According to law enforcement officers, this is a problem that will not be fixed with arrests. Some are relying on the 91 drug courts in Ohio, who tend to treat the addicts that are brought into court like patients rather than criminals. They believe that these addicts need help more than they need convictions. If they get clean, go to therapy and stay clean for over a year, then they are given a chance to start their life over and put the nightmare of their addiction behind them. Other judges feel that you can’t treat addicts with soft treatment. They believe addicts make their own choices, that they aren’t forced on them, and they do not get a free pass.

So the question is, what is going to really make a difference? Do Ohio law enforcement agencies need to put in more time and money and resources into finding the dealers and shutting down the entire heroin industry?
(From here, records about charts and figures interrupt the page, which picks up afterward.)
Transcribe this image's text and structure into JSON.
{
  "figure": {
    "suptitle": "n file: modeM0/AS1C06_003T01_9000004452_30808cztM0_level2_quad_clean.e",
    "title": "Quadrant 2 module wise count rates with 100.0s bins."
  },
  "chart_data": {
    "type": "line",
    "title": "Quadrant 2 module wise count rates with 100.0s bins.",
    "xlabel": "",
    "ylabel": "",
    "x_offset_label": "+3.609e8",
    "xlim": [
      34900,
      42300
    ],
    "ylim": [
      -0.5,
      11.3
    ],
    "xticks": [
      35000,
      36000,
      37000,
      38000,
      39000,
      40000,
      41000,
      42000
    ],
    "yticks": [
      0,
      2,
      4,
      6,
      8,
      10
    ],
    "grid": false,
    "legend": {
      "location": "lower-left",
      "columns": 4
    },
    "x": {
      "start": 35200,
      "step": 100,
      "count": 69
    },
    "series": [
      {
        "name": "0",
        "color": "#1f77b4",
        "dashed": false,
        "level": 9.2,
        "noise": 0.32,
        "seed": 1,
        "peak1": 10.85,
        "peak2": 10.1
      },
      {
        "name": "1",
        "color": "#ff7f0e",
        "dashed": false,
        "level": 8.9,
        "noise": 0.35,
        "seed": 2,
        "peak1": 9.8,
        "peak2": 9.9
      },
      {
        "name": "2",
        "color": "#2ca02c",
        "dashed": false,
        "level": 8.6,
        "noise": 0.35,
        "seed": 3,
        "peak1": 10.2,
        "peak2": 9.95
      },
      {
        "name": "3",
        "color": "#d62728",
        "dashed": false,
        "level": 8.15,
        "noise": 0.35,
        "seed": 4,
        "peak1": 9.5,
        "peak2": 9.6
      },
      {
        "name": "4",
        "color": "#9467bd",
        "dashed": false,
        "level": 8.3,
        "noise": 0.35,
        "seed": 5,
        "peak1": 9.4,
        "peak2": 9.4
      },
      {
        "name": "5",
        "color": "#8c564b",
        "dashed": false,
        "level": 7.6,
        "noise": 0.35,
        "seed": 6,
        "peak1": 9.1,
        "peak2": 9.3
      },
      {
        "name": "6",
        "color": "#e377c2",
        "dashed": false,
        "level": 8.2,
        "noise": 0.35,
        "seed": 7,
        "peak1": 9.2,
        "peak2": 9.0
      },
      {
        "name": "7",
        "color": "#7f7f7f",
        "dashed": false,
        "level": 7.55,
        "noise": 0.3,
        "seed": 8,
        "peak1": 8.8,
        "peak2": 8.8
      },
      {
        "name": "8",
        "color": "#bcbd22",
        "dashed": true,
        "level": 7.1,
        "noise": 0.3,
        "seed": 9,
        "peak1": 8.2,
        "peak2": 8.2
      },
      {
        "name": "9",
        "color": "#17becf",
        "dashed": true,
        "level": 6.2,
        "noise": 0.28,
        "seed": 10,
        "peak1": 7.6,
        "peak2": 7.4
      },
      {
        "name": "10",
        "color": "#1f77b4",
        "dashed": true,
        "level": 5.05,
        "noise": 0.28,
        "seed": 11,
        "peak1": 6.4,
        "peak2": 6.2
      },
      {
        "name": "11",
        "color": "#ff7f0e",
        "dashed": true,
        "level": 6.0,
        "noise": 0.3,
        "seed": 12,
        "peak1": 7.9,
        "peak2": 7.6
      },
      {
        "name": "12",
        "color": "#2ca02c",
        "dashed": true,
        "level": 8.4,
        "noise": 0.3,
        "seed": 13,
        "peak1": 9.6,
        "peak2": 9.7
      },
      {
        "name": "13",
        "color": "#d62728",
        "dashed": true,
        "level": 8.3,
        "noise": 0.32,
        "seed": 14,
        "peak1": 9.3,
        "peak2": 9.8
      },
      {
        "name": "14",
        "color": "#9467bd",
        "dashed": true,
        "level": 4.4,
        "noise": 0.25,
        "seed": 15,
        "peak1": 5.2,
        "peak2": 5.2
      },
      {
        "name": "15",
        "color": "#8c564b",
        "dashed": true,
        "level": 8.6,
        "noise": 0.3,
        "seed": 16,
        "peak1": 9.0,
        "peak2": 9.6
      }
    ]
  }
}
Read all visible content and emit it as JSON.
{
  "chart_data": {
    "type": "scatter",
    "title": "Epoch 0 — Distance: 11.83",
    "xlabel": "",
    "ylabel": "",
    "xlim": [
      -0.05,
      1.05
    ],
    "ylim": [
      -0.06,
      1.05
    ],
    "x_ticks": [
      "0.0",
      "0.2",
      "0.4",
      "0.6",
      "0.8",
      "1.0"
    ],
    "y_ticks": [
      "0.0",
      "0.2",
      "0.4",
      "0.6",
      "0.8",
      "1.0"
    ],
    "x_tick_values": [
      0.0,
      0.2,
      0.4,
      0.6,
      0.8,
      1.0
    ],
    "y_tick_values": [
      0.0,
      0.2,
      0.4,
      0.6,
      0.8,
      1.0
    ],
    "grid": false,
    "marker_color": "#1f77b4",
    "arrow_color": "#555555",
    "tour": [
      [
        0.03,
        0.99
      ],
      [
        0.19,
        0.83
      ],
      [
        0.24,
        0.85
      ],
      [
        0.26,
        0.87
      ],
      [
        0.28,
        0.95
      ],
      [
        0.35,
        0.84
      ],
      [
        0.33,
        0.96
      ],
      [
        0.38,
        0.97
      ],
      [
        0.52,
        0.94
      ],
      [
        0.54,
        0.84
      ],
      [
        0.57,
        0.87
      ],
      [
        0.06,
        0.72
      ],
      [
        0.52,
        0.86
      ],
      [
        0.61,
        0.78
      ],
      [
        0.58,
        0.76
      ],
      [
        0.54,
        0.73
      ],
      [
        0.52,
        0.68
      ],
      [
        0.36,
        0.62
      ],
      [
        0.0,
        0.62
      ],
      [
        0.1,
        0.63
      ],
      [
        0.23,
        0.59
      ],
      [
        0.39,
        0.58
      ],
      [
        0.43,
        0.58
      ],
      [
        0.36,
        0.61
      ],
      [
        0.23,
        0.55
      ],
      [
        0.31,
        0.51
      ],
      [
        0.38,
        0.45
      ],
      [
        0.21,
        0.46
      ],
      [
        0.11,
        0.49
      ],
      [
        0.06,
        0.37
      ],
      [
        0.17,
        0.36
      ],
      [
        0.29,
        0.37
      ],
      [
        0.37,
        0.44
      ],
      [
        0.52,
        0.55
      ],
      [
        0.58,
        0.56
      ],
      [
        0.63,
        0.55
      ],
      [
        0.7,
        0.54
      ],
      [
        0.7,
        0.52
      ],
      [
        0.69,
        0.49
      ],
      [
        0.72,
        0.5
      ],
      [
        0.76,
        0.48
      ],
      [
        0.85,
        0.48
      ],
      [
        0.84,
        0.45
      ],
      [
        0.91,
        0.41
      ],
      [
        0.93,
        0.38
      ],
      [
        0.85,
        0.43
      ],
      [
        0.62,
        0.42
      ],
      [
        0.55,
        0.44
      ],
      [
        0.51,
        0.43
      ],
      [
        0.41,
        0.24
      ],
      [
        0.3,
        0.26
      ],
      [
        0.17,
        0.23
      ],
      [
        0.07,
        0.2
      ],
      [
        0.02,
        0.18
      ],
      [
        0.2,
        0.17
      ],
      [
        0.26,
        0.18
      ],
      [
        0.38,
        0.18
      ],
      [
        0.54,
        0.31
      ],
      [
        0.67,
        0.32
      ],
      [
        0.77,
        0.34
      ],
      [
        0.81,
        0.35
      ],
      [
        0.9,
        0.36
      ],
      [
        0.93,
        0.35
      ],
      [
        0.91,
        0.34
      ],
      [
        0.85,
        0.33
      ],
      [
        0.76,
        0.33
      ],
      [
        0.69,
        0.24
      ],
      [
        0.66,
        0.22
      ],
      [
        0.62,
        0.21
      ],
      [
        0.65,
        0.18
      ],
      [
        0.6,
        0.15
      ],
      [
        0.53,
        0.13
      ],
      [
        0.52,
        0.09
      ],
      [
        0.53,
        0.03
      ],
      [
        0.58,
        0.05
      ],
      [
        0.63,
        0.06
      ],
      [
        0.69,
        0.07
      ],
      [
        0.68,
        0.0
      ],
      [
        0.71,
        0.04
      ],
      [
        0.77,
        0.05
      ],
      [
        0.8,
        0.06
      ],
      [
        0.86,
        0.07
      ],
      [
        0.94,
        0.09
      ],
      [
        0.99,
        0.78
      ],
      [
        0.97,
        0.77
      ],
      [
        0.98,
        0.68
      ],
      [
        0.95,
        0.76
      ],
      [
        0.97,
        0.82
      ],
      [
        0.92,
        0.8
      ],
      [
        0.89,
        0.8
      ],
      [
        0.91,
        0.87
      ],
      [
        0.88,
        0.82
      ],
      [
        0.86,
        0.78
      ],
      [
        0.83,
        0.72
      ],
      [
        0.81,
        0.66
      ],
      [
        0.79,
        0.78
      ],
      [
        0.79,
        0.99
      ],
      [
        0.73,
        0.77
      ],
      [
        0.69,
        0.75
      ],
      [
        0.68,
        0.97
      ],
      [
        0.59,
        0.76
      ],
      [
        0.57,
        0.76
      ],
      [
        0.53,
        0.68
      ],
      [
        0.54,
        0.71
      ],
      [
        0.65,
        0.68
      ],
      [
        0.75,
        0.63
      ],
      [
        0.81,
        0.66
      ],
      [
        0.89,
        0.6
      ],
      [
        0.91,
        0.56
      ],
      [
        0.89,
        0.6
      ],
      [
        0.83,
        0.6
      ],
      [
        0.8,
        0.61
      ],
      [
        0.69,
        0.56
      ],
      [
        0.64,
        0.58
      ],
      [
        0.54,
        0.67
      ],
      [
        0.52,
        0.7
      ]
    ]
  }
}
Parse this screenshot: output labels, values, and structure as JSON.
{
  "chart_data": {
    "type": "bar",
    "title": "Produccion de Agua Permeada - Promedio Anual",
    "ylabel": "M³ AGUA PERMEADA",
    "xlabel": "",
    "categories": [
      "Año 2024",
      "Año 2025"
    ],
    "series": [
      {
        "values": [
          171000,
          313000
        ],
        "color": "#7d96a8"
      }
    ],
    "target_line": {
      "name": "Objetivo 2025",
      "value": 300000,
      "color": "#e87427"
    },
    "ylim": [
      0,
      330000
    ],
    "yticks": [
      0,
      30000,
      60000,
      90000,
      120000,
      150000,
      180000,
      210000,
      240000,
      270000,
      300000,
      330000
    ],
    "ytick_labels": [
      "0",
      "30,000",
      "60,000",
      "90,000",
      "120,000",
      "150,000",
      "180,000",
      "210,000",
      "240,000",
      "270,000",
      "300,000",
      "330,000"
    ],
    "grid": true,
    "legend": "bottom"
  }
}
Something must be done to stop one of the worst drug epidemics this country has seen. According to a government study, heroin use among teenagers is up 80 percent in the last 10 years. No teenager or young child should have to endure an addiction that heroin brings on, ever. We are all familiar with the story that broke early last week about the couple who was pulled over for swerving and overdosed right in front of the officer, with their four year old son in the back seat. Police released the photos in hopes that they could give a voice to children who can’t speak for themselves who are caught up in the horrors of heroin addiction. Let these parents be an example for parents out there everywhere to make a change so they do not put their own children in harms way like this because of a drug.

Heroin hasn't just hit one part of society or one typical person, it is everywhere and can effect anyone who falls weak to it’s trap. Raising awareness and speaking out about the dangers and intense addiction of this drug to your friends and family could save someone from bringing this drug into their life. It could save a friend, a sister, father, brother, mother, grandparent, or anyone who is close to you.